To fill this gap, the paper presents the first full-year deployment of a Subsea Winched Profiling System (SWIPS); a novel instrument developed at AWI that autonomously profiles the upper 125 metres of the ocean at high resolution, operating through both open water and ice-covered conditions. Deployed on the Yermak Plateau north of Svalbard, the profiler collected vertical profiles of temperature, salinity, oxygen, carbon dioxide, and chlorophyll.

New results from under the ice

The results reveal conditions that satellites and traditional fixed moorings would have missed entirely. In May 2023, the SWIPS detected a phytoplankton bloom beneath more than 80% sea ice cover, beginning more than a week before the onset of Polar Day (the day in the year when the Sun remains continuously visible for more than 24 hours). At peak bloom periods, satellite-derived chlorophyll estimates underestimated actual values by up to an order of magnitude, a finding with significant implications for how Arctic primary production is currently assessed from space.

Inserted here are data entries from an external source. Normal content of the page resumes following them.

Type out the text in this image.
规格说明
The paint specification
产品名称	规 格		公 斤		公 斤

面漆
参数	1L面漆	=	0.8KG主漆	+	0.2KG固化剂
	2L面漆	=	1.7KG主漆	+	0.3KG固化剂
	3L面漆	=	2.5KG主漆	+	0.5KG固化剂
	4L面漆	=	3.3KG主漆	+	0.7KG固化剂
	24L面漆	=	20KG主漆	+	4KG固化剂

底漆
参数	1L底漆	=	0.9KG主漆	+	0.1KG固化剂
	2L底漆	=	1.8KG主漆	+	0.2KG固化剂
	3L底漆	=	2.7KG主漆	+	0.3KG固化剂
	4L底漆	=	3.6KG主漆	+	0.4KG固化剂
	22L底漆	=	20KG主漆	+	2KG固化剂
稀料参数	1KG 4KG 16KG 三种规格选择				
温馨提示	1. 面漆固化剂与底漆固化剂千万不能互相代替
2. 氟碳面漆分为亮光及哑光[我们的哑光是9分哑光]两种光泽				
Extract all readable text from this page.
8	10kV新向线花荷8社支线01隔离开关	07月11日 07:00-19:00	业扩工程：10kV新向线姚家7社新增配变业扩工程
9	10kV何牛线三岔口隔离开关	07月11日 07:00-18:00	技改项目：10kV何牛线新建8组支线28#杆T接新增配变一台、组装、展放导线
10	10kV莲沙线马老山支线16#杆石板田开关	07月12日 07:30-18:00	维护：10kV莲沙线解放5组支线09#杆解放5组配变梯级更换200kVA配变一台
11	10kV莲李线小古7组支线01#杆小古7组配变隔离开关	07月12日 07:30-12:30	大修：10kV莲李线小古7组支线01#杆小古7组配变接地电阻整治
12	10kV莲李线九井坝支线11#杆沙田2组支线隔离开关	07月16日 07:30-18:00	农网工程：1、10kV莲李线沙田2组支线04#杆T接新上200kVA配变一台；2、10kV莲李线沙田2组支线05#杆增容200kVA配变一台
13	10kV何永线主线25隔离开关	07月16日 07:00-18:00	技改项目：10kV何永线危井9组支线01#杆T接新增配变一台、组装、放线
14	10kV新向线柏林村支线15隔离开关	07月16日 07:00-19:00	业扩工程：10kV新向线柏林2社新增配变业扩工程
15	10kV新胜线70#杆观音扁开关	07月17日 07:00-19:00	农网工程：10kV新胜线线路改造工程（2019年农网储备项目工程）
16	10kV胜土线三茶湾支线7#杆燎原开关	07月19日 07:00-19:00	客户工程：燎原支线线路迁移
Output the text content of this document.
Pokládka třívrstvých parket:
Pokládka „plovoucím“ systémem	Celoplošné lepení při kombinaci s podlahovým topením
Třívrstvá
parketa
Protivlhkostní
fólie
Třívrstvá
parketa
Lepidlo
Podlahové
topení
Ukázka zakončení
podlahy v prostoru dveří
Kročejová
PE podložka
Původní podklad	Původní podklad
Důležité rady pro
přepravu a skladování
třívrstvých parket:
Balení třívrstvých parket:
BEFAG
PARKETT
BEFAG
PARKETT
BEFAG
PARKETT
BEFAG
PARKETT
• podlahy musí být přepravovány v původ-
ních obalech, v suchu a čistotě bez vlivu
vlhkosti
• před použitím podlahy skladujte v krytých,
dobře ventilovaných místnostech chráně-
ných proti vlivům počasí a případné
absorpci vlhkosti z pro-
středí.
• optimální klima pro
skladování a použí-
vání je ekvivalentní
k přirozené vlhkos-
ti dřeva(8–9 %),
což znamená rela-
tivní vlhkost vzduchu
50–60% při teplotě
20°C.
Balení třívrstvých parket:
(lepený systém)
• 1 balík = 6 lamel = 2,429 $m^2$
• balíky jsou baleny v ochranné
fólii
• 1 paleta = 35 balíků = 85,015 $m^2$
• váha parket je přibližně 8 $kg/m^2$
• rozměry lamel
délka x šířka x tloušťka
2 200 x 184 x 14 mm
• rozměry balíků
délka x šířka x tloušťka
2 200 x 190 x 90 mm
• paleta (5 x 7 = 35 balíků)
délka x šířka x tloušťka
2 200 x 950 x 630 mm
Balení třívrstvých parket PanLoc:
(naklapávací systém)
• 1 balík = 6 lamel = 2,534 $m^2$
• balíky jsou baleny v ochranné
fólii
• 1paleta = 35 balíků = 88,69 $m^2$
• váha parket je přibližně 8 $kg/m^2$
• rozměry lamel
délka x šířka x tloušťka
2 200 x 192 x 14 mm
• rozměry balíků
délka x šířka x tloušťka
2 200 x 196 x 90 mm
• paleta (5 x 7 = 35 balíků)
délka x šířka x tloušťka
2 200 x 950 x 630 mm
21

The profiler also captured two episodes during winter 2023 in which warm, saline Atlantic Water reached the ocean surface, disrupting the expected cold, stratified winter conditions. Analysis of temperature-salinity profiles and satellite sea surface temperature maps indicates these anomalies were driven by upstream advection of Atlantic Water from the Fram Strait rather than local convection.

Co-authors include Normen Lochthofen, Simon F. Reifenberg, Wilken-Jon von Appen, and Hongyan Xi (all AWI).

Read the paper: McPherson, R., Lochthofen, N., Reifenberg, S.F., von Appen, W.-J., and Xi, H. (2026). Year-round vertically resolved observations of upper ocean hydrography and biogeochemistry in the Atlantic Water inflow north of Svalbard. Deep Sea Research Part II, 227. https://doi.org/10.1016/j.dsr2.2026.105639

Sea ice North of Svalbard acts as a physical barrier to satellite observation of the ocean surface while also providing an obstacle to the deployment of moorings.
Sea ice North of Svalbard acts as a physical barrier to satellite observation of the ocean surface while also providing an obstacle to the deployment of moorings. Image credit ESA,CC BY-SA 3.0 IGO

Links to EPOC’s wider research

Both papers are part of EPOC’s work on quantifying AMOC transport variability and the project’s Arctic research programme. The SWIPS deployment builds directly on EPOC’s biogeochemical sensor work described in our 2025 Fram Strait fieldwork report. The 27-year warming record in Paper 1 also connects to the wider EPOC objective of understanding how Atlantic Water properties change as they transit from the North Atlantic toward the Arctic, a critical component of the AMOC system.

Both papers appear in Volume 227 of Deep Sea Research Part II, published June 2026.